I am surprised with the argument and the tone of the hon. Gentleman. It is 2022, not 2024. We have all come to expect the scaremongering that we have just heard from the Labour Benches at election time—that has happened in every election campaign since the war—but what I did not expect is this scaremongering from the hon. Gentleman on the plans to recover in the wake of a deadly pandemic.
I am astonished and disappointed that the hon. Gentleman is willing to stand there and claim that there is no covid backlog. [Interruption.] That is what he just said. He just said that there is no covid backlog. He is well aware that this country has just gone through its biggest health challenge in history. He is also well aware that there has been a national mission across the NHS to deal with that challenge and to recover from it.
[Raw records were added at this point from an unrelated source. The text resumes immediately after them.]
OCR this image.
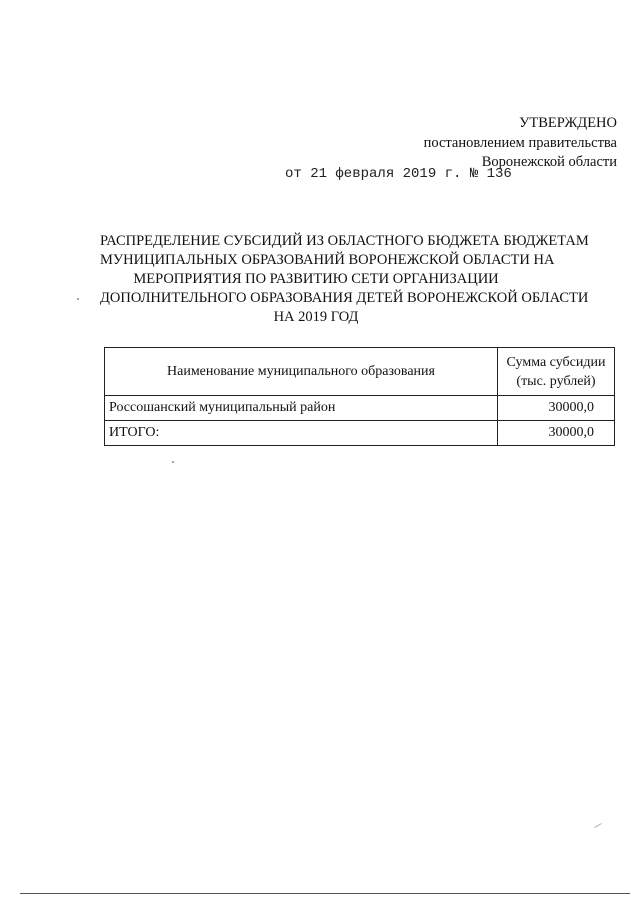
УТВЕРЖДЕНО
постановлением правительства
Воронежской области
от 21 февраля 2019 г. № 136
РАСПРЕДЕЛЕНИЕ СУБСИДИЙ ИЗ ОБЛАСТНОГО БЮДЖЕТА БЮДЖЕТАМ
МУНИЦИПАЛЬНЫХ ОБРАЗОВАНИЙ ВОРОНЕЖСКОЙ ОБЛАСТИ НА
МЕРОПРИЯТИЯ ПО РАЗВИТИЮ СЕТИ ОРГАНИЗАЦИИ
ДОПОЛНИТЕЛЬНОГО ОБРАЗОВАНИЯ ДЕТЕЙ ВОРОНЕЖСКОЙ ОБЛАСТИ
НА 2019 ГОД
Наименование муниципального образования	Сумма субсидии
(тыс. рублей)

Россошанский муниципальный район	30000,0
ИТОГО:	30000,0
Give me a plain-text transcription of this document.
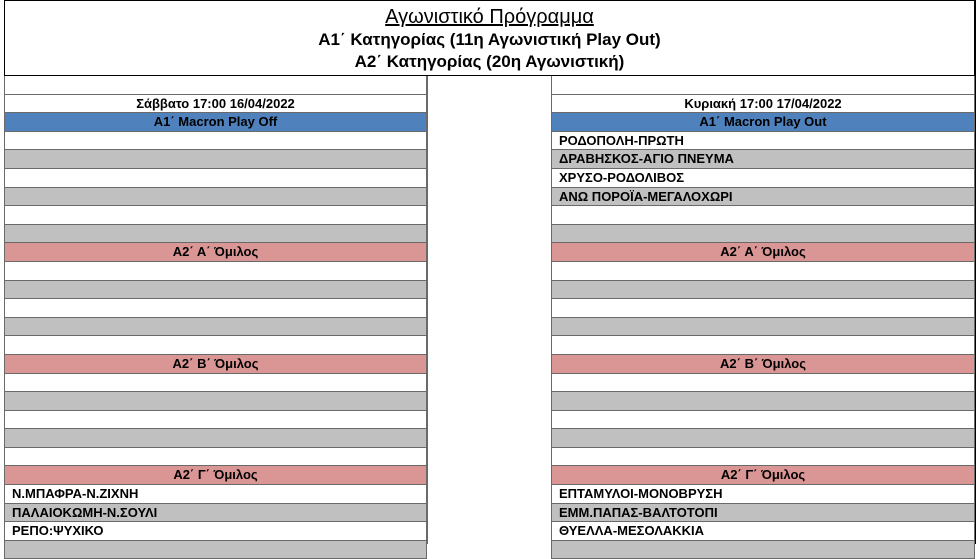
Αγωνιστικό Πρόγραμμα
Α1΄ Κατηγορίας (11η Αγωνιστική Play Out)
Α2΄ Κατηγορίας (20η Αγωνιστική)
Σάββατο 17:00 16/04/2022
Α1΄ Macron Play Off
Α2΄ Α΄ Όμιλος
Α2΄ Β΄ Όμιλος
Α2΄ Γ΄ Όμιλος
Ν.ΜΠΑΦΡΑ-Ν.ΖΙΧΝΗ
ΠΑΛΑΙΟΚΩΜΗ-Ν.ΣΟΥΛΙ
ΡΕΠΟ:ΨΥΧΙΚΟ
Κυριακή 17:00 17/04/2022
Α1΄ Macron Play Out
ΡΟΔΟΠΟΛΗ-ΠΡΩΤΗ
ΔΡΑΒΗΣΚΟΣ-ΑΓΙΟ ΠΝΕΥΜΑ
ΧΡΥΣΟ-ΡΟΔΟΛΙΒΟΣ
ΑΝΩ ΠΟΡΟΪΑ-ΜΕΓΑΛΟΧΩΡΙ
Α2΄ Α΄ Όμιλος
Α2΄ Β΄ Όμιλος
Α2΄ Γ΄ Όμιλος
ΕΠΤΑΜΥΛΟΙ-ΜΟΝΟΒΡΥΣΗ
ΕΜΜ.ΠΑΠΑΣ-ΒΑΛΤΟΤΟΠΙ
ΘΥΕΛΛΑ-ΜΕΣΟΛΑΚΚΙΑ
I paid tribute to the hon. Gentleman just last week in this House—perhaps I was just a bit too early—when he rightly supported the nation’s vaccination programme, because he understood just how important it was. Perhaps some of his Back Benchers have now got to him, so instead of standing up for the British people, he is just thinking about his own leadership prospects in his party—perhaps that is what is actually going on.
Today, instead of doing the right thing and backing the NHS—backing the hundreds of thousands of doctors, nurses and everyone working heroically across the NHS—the hon. Gentleman decided to play party politics. A moment ago, he heard me talk about the 10 million people who the NHS estimates have stayed away from the NHS and who need reassurance from both sides of the House about what the NHS is doing. He should reconsider his approach and work together in the national interest.